Gadis itu sudah tak ingin berharap lagi, kini dia lebih suka menikmati takdir yang digariskan Tuhan.
•••
Lagu yang berjudul ‘Duka’ milik Last Child mengalun. Tiga laki-laki yang sedang duduk berjejer di samping kelas, terdiam dengan ekspresi yang berbeda.
Arion menatap Maru yang sedang asyik dengan dunianya sendiri, sementara Edo sibuk mengikuti lirik lagu yang berasal dari ponsel Maru. Bukan tanpa alasan laki-laki itu memutar lagu tersebut. Lagu itu sangat pas untuk menggambarkan isi hatinya saat ini.
“Mar, lo tau telor yang digoreng, nggak?” tanya Arion mencoba menarik Maru kembali ke dunia nyata.

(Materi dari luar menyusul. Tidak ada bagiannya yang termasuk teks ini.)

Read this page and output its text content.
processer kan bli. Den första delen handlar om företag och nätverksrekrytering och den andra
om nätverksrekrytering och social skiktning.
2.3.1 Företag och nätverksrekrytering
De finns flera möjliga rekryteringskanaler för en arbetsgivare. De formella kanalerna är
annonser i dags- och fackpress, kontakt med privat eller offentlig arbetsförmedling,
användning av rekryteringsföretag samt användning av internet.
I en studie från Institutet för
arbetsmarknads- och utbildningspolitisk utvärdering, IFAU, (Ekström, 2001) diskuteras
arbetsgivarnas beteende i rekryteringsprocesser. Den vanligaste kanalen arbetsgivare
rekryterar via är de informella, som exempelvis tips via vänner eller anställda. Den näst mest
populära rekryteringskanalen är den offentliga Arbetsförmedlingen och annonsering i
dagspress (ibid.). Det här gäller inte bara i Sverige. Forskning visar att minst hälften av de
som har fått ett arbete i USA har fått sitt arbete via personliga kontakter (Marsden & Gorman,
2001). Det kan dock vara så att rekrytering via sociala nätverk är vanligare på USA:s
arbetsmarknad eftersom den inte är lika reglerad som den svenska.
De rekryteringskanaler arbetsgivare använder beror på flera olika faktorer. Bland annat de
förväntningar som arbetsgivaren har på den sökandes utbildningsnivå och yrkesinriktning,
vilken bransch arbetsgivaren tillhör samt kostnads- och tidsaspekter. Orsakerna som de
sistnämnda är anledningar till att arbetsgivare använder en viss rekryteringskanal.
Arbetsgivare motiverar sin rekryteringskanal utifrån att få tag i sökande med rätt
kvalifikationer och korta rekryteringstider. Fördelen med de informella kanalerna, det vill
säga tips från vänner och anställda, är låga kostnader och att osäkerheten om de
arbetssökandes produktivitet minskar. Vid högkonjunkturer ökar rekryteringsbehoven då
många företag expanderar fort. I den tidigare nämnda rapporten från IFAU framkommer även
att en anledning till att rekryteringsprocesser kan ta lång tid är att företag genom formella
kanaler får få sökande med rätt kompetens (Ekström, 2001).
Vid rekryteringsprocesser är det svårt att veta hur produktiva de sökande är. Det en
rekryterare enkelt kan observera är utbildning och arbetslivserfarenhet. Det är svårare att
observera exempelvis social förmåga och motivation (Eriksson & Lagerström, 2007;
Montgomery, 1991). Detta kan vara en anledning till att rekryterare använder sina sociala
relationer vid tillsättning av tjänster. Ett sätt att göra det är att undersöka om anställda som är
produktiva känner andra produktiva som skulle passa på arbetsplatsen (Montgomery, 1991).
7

Tanpa menunggu jawaban, Arion kembali berujar, “Telor kalo lupa diangkat gosong, Mar.”
Jelas saja Maru tak mengerti perumpamaan yang dibuat temannya itu, dia menoleh dan menghadiahi Arion dengan tatapan nyalang. “Maksud lo?”
“Gini, deh. Gue nggak mau basa-basi. Lo masih cinta, 'kan sama Agatha?”
Maru mengelak. “Halah, cewek itu lagi yang lo bahas. Basi tau!”
“Mar, lo boleh aja ngomong kayak gitu, tapi mata lo bilang, lo masih mau perjuangin Agatha.”
“Nggak usah sok jadi Dilan lo. Sejak kapan lo bisa ramal orang?”
Arion tertawa melihat tingkah Maru yang masih setia dengan gengsi yang sangat tinggi. “Kalo lo terus nutup-nutupin semuanya, lo jangan nyesel kalo Agatha diambil orang.”
“Nggak mungkin, dia susah dideketin,” balas Maru dengan mata terpejam, sedangkan tangannya terlipat di dada.
“Mungkin aja, manusia itu gampang berubah. Apalagi lo sekarang nggak didekat dia, mana tau dia sekarang gimana. Agatha itu cantik, Bro. Pasti banyak yang mau.” Arion tak henti meyakinkan Maru.
“Nggak usah sok nasihati gue. Lagian orang kayak gue, nggak pantes buat dia.”
Arion akhirnya menyerah, dia sudah angkat tangan dengan temannya yang satu itu.
“Orang pacaran ribet. Mending kayak gue.” Suara Edo tiba-tiba menyambar.